NEWS

A historical perspective

Werner Billing is an 88-year-old resident of Don Mills and he has a special understanding of development in the area as he helped build it in the first place.

In 1953 he worked for the Don Mills Development Company under the leadership of E. P. Taylor. Two years later, after the last vestiges of farmland here were paved over, sodded and transformed into the template for suburbia in North America, he moved in.

As someone who’s seen it all in Don Mills, Billing said that although he was very disappointed to see the Don Mills Centre mall disappear and isn’t satisfied with its replacement, that he’s found some peace in city council’s decision to accept Cadillac Fairview’s proposal for new condo buildings in exchange for a new community centre.

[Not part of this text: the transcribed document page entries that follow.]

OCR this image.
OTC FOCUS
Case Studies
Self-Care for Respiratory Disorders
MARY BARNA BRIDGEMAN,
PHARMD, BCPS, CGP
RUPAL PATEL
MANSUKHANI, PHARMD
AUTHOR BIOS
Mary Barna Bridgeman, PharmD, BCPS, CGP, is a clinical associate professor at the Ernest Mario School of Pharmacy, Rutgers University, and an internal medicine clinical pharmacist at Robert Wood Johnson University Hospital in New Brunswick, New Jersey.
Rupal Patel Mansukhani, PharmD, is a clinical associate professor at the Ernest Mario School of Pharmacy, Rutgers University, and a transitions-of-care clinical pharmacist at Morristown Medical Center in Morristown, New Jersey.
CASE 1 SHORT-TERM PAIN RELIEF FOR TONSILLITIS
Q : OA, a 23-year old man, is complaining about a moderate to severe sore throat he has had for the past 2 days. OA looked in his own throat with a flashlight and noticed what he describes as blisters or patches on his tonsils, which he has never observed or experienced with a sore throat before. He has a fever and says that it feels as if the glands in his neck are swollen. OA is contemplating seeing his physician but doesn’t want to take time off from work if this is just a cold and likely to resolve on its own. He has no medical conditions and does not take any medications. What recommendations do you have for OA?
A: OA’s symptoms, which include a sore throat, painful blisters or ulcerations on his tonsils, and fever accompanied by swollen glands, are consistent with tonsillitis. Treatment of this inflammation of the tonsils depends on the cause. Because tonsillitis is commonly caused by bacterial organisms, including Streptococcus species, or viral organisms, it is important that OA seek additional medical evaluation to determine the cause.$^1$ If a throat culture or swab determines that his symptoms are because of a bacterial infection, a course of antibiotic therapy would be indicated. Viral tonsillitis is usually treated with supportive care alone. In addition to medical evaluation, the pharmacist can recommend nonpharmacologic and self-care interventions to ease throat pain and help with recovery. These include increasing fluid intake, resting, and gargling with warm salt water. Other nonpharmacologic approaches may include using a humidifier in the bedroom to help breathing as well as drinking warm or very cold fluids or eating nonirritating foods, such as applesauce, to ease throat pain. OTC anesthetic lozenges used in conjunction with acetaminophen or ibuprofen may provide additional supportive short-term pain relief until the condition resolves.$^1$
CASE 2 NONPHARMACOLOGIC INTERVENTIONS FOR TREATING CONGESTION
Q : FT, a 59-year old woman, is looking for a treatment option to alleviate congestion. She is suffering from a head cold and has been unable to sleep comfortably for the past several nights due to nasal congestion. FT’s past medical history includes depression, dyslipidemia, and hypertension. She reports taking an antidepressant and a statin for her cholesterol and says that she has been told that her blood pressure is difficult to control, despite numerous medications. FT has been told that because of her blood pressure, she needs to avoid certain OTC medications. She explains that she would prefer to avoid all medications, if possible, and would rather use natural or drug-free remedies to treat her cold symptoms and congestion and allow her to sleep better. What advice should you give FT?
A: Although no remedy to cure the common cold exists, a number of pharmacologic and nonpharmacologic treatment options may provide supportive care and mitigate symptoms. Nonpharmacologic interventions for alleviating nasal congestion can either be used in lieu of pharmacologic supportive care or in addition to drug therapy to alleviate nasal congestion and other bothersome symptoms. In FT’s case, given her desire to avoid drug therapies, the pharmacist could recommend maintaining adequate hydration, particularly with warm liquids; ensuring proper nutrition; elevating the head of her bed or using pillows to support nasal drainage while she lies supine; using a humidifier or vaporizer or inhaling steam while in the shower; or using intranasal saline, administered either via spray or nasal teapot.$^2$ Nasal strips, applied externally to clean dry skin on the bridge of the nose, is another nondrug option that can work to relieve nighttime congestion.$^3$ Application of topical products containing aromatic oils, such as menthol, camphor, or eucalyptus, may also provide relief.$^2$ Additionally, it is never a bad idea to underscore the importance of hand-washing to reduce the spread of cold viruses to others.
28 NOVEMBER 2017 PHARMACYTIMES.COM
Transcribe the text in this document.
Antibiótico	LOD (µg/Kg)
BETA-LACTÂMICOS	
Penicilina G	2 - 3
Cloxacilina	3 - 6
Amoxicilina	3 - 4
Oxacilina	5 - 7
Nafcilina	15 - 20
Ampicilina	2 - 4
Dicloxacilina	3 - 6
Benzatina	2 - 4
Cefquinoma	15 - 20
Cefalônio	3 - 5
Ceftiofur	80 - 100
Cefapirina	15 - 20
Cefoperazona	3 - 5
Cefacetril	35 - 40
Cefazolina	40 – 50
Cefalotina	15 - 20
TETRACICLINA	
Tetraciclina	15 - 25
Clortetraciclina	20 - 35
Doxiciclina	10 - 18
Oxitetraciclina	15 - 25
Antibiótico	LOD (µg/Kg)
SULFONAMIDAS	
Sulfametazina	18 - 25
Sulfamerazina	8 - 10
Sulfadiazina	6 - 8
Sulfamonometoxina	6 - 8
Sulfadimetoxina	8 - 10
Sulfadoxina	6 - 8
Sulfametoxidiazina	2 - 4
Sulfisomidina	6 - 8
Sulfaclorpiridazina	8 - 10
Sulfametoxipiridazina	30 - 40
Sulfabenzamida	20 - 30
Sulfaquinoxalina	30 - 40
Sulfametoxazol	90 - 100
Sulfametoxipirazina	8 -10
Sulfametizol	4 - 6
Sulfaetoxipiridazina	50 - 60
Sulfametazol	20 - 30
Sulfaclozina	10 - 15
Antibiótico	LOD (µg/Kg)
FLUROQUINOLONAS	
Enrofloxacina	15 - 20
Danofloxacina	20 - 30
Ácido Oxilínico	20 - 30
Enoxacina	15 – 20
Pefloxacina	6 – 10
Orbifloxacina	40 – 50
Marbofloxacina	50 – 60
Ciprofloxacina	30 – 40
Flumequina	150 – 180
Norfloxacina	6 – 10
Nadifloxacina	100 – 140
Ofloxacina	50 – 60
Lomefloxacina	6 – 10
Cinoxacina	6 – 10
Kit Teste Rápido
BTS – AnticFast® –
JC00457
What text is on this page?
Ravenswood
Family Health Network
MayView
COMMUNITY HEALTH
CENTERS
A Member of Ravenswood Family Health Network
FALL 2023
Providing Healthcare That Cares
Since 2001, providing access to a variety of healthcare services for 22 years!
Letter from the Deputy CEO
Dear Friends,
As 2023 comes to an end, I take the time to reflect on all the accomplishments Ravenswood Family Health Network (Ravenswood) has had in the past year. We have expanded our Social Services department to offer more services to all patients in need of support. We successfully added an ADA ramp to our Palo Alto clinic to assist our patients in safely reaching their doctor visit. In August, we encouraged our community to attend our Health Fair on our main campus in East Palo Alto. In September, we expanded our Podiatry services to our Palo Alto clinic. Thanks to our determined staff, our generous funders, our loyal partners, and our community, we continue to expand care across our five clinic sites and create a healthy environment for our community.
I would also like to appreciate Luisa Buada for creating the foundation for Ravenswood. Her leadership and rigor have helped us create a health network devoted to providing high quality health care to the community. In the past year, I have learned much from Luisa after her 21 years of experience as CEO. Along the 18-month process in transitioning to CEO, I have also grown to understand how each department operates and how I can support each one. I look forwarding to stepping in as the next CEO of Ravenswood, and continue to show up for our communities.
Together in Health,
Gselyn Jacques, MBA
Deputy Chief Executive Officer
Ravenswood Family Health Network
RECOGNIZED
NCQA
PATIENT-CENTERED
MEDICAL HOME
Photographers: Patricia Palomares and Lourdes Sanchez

“We’re all happy (about the community centre),” he said. “Don Mills is the only area that doesn’t have one.”

And it passed in the nick of time, according to Billing.

“If they hadn’t passed the development, the Ontario Municipal Board would have allowed all of these high-rise buildings but there wouldn’t have been the community centre,” he said.

The closure of the old mall was a major disappointment for Billing and his family, who used to shop there frequently and liked to use the centre as a reprieve from the elements, he said, adding that the outdoor aspect of the new mall was another let-down.

But from a professional perspective, the former developer can see some logic behind the condo plans.

“I like it very much because, personally, I think intensification is absolutely necessary because this urban sprawl we have all over is eating up valuable agricultural land,” he said, adding that the development feels like part of a greater move forward.

“The province is now establishing these nodes of greater concentration of developments and so this is what it is,” he said.

But as much as Billing appreciates the development from a theoretical standpoint, he still misses his old haunt.